My son has a Toyota RAV4 Hybrid and it is quite interesting to think about the differences between the RAV4 Hybrid and Outlander PHEV. Toyota sells Plug in Hybrids everywhere else but here The Hybrid RAV4 is selling extremely well and has a two year waiting list, talking to the sales people the issue is making a car a plug in adds a lot to the cost. Toyota Australia feels based on the cost of it they would have to rebadge it as a Lexus because the public would not accept a Toyota that expensive.
If I was to describe the RAV4 I would say a petrol FWD car with a small battery and electric motors on the back making it a AWD when needed, basically a petrol car with an extra 50KG of motors and battery to use in full EV mode under 30kph in stop start traffic give it and when extra power is needed saying petrol with the electric motors taking some load.
Where the Outlander I would say is an electric AWD car with a petrol engine to charge the batteries as required. However the petrol motor is linked to the front wheels and used to drive them at highway speeds using a single speed gearbox which is geared like top gear in a standard petrol car.
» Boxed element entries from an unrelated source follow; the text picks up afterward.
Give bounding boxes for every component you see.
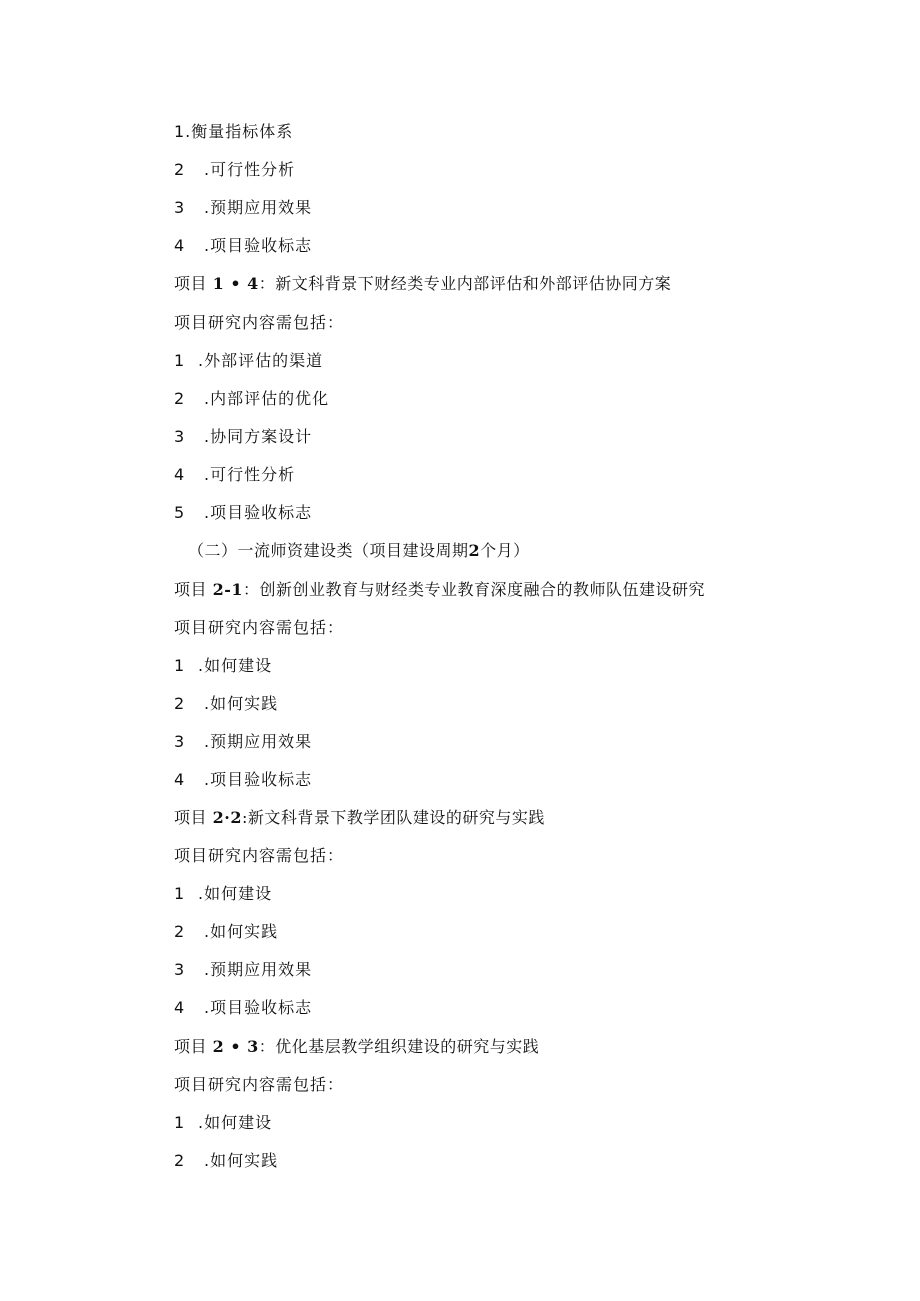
list-number: 1	[174, 351, 186, 370]
list-number: 4	[174, 998, 186, 1017]
list-number: 2	[174, 922, 186, 941]
list-number: 4	[174, 770, 186, 789]
list-number: 3	[174, 427, 186, 446]
list-number: 4	[174, 236, 186, 255]
list-text: .可行性分析	[204, 160, 296, 179]
list-text: .内部评估的优化	[204, 389, 330, 408]
list-item	[174, 160, 295, 180]
list-number: 2	[174, 389, 186, 408]
list-item	[174, 389, 329, 409]
list-text: .预期应用效果	[204, 198, 313, 217]
list-text: .可行性分析	[204, 465, 296, 484]
project-heading	[174, 1037, 539, 1057]
content-intro: 项目研究内容需包括：	[174, 846, 345, 865]
list-item	[174, 503, 312, 523]
list-text: .如何实践	[204, 694, 279, 713]
list-item	[174, 770, 312, 790]
list-item	[174, 884, 272, 904]
project-number: 2 • 3	[212, 1037, 259, 1056]
list-item	[174, 198, 312, 218]
project-title: ：新文科背景下财经类专业内部评估和外部评估协同方案	[258, 274, 672, 293]
section-title-end: 个月）	[480, 541, 530, 560]
list-text: .如何建设	[198, 1113, 273, 1132]
project-prefix: 项目	[174, 580, 208, 599]
list-text: .如何实践	[204, 1151, 279, 1170]
list-number: 3	[174, 960, 186, 979]
list-item	[174, 427, 312, 447]
list-item	[174, 960, 312, 980]
project-number: 2-1	[212, 580, 244, 599]
list-text: .预期应用效果	[204, 960, 313, 979]
list-text: .项目验收标志	[204, 998, 313, 1017]
list-number: 1	[174, 1113, 186, 1132]
section-heading	[188, 541, 530, 561]
list-item	[174, 922, 278, 942]
list-item	[174, 694, 278, 714]
list-number: 4	[174, 465, 186, 484]
list-text: .如何实践	[204, 922, 279, 941]
list-text: .项目验收标志	[204, 770, 313, 789]
list-text: .如何建设	[198, 656, 273, 675]
project-heading	[174, 274, 671, 294]
content-intro: 项目研究内容需包括：	[174, 313, 345, 332]
list-item	[174, 998, 312, 1018]
list-number: 3	[174, 732, 186, 751]
list-number: 2	[174, 694, 186, 713]
project-number: 2·2	[212, 808, 242, 827]
project-prefix: 项目	[174, 274, 208, 293]
list-number: 3	[174, 198, 186, 217]
list-text: .项目验收标志	[204, 503, 313, 522]
project-title: :新文科背景下教学团队建设的研究与实践	[241, 808, 545, 827]
list-number: 2	[174, 1151, 186, 1170]
list-text: .外部评估的渠道	[198, 351, 324, 370]
list-number: 5	[174, 503, 186, 522]
list-number: 1	[174, 656, 186, 675]
project-title: ：创新创业教育与财经类专业教育深度融合的教师队伍建设研究	[243, 580, 706, 599]
content-intro: 项目研究内容需包括：	[174, 1075, 345, 1094]
list-text: .预期应用效果	[204, 732, 313, 751]
list-item	[174, 1113, 272, 1133]
section-period-number: 2	[468, 541, 481, 560]
section-title-start: （二）一流师资建设类（项目建设周期	[188, 541, 469, 560]
list-text: 衡量指标体系	[191, 122, 294, 141]
list-text: .如何建设	[198, 884, 273, 903]
list-number: 1.	[174, 122, 192, 141]
list-text: .项目验收标志	[204, 236, 313, 255]
list-item	[174, 122, 293, 142]
project-prefix: 项目	[174, 1037, 208, 1056]
list-number: 2	[174, 160, 186, 179]
project-number: 1 • 4	[212, 274, 259, 293]
list-item	[174, 236, 312, 256]
project-heading	[174, 808, 545, 828]
list-item	[174, 1151, 278, 1171]
list-item	[174, 351, 323, 371]
list-item	[174, 656, 272, 676]
project-title: ：优化基层教学组织建设的研究与实践	[258, 1037, 540, 1056]
list-item	[174, 732, 312, 752]
content-intro: 项目研究内容需包括：	[174, 618, 345, 637]
list-number: 1	[174, 884, 186, 903]
list-item	[174, 465, 295, 485]
list-text: .协同方案设计	[204, 427, 313, 446]
project-heading	[174, 580, 705, 600]
project-prefix: 项目	[174, 808, 208, 827]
So completely different to me, both good but different.
My sons RAV4 Hybrid seems to be getting around 4.7L/100 and cost about $2,500 more than the non-Hybrid version. So seems worth the extra money as he will save that money easily in a couple of years and I do like how it comes up our driveway in EV mode making no noise, I hear it cut out as he slows down to enter our street.
The Outlander is about $16K more than the non-Hybrid version, so harder to justify as it would take 10 years to use that much petrol in the Octavia. People say PHEV’s are too expensive, a 13KWH Tesla power wall is $16,000 and the Outlander has a 20KWH battery plus motors etc. that a power wall doesn’t have, so it is cheap for the additional components in it. But I do agree based on it taking 10 years to pay off and most people not keeping cars that long I understand what most people are buying standard petrol cars still.
I do wonder how well the RAV4 would sell if it was a PHEV and about $13,000 more than the standard Hybrid setup. I feel Toyota might be right and it will not sell anywhere near as well.